The drop in international oil prices relative to U.S. natural gas prices has wiped out the price advantage of U.S. LNG projects, reversing the wide differentials of the past four years that led Asian buyers to demand more contracts linked to the price at Louisiana's Henry Hub for their LNG portfolios, Moody's noted.

"Despite the hype over the past few years about gas-linked contracts, oil-linked contracts still dominate the industry, causing LNG revenues to fall for existing suppliers," they said.

Demand in Asia, which set off a flurry of LNG project development, won't be strong enough to absorb the new capacity coming online by 2020 and that will cause many companies to defer new liquefaction projects for a few years, the Moody's report said.

"LNG is a capital-intensive infrastructure business prone to periodic construction cycles that lead to overcapacity, which we expect will continue for the rest of the decade," they wrote. "The risk of this is mitigated by the business being mainly a contract-based market that can generate significant cash flow, once the liquefaction facility is built."

Liquefaction plants reduce the gas to a liquid form through deep cooling, then pump the fuel onto specially designed tanker ships.

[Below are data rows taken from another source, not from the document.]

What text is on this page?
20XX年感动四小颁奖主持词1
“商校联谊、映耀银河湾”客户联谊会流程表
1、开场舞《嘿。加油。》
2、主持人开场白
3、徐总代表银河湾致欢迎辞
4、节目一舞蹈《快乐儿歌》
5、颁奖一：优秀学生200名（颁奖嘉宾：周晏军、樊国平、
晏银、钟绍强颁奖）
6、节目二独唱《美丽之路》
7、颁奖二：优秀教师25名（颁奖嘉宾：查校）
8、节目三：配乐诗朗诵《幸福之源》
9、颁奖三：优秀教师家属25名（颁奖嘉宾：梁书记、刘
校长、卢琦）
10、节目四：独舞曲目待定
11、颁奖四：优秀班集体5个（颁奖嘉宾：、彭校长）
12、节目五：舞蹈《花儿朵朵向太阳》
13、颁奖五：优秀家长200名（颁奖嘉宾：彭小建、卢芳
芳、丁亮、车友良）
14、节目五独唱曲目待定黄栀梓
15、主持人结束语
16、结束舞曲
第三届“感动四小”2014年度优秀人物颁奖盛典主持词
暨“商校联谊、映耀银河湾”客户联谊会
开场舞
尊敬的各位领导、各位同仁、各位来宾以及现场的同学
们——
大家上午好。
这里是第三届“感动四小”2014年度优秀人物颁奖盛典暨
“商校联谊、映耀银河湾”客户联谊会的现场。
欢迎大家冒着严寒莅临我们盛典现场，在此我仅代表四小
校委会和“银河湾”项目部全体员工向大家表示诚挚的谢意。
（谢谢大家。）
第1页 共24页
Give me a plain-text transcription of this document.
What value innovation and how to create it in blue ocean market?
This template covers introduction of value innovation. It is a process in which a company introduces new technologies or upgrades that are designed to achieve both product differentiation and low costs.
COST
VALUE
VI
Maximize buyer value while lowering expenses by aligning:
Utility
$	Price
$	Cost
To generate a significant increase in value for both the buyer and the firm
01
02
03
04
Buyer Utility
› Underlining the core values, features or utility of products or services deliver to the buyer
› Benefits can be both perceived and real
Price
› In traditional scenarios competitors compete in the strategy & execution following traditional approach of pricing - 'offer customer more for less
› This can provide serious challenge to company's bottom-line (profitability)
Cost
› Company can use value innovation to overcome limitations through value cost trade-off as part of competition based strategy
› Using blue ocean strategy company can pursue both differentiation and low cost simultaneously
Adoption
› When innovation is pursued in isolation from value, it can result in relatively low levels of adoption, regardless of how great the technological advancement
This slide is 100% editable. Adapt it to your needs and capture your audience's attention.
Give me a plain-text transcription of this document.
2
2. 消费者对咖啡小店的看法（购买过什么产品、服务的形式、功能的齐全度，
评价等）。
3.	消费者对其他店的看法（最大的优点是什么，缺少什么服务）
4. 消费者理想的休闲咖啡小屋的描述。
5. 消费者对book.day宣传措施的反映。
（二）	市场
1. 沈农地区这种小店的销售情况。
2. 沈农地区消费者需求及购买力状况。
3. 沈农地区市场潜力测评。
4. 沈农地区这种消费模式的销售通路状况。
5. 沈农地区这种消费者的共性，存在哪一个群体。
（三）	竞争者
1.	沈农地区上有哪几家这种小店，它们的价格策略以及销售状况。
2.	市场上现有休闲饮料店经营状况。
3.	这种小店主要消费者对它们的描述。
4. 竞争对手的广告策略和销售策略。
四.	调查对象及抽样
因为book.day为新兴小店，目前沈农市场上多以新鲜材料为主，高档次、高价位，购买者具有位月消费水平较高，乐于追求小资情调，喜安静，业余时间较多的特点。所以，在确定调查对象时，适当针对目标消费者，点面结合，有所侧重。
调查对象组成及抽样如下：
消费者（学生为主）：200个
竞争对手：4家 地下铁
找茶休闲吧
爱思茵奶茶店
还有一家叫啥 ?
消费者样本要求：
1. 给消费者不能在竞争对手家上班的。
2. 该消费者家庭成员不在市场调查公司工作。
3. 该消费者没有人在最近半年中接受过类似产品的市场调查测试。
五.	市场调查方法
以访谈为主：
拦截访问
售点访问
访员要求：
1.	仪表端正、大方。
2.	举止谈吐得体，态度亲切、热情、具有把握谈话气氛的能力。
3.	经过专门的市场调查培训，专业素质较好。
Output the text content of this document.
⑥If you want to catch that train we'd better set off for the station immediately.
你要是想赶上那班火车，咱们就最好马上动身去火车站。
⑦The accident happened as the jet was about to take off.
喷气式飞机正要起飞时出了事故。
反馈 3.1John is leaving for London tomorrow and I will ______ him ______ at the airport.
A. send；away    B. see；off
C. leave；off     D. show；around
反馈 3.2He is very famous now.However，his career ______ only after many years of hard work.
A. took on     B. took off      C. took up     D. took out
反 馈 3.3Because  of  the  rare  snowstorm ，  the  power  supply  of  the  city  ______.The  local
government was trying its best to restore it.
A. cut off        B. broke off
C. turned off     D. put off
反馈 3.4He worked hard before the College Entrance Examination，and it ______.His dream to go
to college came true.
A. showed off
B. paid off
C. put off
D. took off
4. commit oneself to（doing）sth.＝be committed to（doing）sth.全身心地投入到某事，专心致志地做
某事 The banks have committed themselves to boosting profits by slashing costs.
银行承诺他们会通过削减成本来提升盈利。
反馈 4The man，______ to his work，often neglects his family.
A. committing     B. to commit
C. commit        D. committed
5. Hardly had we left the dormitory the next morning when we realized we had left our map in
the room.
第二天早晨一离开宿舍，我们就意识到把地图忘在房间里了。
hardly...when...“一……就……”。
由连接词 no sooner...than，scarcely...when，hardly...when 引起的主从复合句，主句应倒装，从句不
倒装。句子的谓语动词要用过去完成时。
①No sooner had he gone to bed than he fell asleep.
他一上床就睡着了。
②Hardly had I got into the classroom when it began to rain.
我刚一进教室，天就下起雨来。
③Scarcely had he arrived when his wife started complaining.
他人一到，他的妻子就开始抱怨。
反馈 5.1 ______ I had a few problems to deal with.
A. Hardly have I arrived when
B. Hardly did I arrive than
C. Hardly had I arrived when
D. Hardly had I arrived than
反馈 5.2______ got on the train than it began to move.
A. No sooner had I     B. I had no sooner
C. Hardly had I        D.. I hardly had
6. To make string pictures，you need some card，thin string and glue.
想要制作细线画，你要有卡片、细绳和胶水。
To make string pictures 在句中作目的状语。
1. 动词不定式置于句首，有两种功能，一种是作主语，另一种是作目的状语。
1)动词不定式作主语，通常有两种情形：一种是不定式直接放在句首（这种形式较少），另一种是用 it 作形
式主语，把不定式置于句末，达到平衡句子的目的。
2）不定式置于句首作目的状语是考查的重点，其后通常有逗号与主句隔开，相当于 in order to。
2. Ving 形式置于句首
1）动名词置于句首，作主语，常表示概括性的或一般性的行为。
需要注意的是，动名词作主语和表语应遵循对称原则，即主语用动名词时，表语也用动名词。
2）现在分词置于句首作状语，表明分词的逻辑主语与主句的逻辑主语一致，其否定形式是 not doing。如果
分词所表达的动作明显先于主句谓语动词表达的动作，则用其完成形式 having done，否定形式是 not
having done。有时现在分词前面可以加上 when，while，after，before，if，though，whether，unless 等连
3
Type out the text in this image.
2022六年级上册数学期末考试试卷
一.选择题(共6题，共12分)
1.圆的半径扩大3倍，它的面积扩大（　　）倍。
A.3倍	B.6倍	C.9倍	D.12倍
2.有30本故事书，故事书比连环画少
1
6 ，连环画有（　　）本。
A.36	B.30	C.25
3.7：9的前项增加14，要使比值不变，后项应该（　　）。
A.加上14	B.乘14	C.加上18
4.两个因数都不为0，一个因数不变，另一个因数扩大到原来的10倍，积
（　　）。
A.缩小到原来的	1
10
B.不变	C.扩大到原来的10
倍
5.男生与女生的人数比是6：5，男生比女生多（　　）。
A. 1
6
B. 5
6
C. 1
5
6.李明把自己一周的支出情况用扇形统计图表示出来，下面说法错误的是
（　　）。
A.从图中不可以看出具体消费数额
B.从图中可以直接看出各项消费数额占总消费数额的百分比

Although Cheniere Energy is lining up private financing for its plant in Corpus Christi and another in the Sabine Pass between Texas and Louisiana, public finance comes into play for surrounding infrastructure. The city is developing roads, bridges, and utilities around the site of the Cheniere plant, while the Texas Department of Transportation has allotted $175 million for a new bridge over the ship channel that will allow taller ships to use the port.

The ability to export natural gas in liquefied form is seen as key to marketing gas produced in the Eagle Ford and Permian Basin production areas of Texas.